This section is from the book "A Dictionary Of Modern Gardening", by George William Johnson, David Landreth. Also available from Amazon: The Winter Harvest Handbook: Year Round Vegetable Production Using Deep Organic Techniques and Unheated Greenhouses.
Ten species. Stove evergreen climbers, except T. auran-tiaca, a green-house herbaceous perennial. Cuttings or seeds. Sandy loam and leaf mould.
Mr. MacIntyre says, that the species of this genus, "though usually grown in a stove, will flower freely in a greenhouse, or even when they are planted out in the open border, during the summer months: if the situation is sheltered, and exposed to the influence of the sun, they will flower well. In propagating those that are intended for planting out, take off the lateral shoots when they are of a sufficient length, which, if possible, should be done in March, so that the plants may have attained a medium size before they are put out; pot them in equal quantities of peat and sand, then plunge them in a hot-bed, and they will strike root in a week or two. When they are rooted, pot them off into small pots filled with good rich loam and leaf-mould, mixed with a little sand; then replace them in the pit or frame until the middle of May, when, if the weather is favourable, they may then be planted out. If the soil is not naturally good, it should be made so; and as the plants advance in growth, they should be trained to some kind of support, which may be of any shape that fancy may suggest. If the season is dry, they should be watered and syringed.

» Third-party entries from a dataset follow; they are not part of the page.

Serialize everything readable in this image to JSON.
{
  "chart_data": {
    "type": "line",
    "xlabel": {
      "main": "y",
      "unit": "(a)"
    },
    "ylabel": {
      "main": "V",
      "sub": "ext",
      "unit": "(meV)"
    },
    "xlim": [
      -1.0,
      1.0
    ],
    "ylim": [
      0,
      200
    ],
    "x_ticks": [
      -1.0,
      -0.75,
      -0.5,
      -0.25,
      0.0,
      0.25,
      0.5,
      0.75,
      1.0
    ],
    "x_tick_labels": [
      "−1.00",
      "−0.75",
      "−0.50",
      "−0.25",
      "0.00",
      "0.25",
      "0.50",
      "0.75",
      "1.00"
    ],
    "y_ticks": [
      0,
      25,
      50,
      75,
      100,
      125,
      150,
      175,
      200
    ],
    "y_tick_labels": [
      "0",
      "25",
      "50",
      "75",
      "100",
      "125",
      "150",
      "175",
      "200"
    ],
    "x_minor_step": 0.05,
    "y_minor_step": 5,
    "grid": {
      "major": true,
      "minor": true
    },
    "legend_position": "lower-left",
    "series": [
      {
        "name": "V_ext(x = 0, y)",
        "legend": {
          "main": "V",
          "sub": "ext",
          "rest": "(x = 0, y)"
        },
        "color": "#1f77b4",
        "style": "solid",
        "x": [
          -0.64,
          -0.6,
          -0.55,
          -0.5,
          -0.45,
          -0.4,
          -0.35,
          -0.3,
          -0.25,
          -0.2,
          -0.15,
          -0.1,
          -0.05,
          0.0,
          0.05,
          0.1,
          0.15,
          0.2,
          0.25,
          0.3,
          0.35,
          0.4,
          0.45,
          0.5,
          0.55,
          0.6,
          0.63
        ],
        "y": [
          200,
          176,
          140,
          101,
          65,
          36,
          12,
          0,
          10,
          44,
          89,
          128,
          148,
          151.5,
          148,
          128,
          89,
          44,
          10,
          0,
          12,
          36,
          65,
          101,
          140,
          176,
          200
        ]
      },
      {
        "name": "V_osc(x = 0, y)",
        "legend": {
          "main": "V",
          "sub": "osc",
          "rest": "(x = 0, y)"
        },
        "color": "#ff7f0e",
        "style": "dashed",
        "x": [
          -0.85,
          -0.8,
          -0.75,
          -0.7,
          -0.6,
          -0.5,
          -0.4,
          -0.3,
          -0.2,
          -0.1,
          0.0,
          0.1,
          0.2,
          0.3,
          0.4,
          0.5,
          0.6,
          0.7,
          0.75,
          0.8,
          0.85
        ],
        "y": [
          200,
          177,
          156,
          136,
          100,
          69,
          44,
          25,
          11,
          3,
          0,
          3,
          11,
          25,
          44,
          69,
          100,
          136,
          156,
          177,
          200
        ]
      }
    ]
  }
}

About the middle of October, take up the plants with good balls, re-pot them, and place them in the green-house. After they have been there for a short time, they may be removed to the stove, where they will keep gay for the greater part of the winter.
"T. alata has a beautiful effect when it is planted out on a rock-work, where the plant appears in its natural character, clinging to the various projections, which it quickly covers." - Gard. Chron.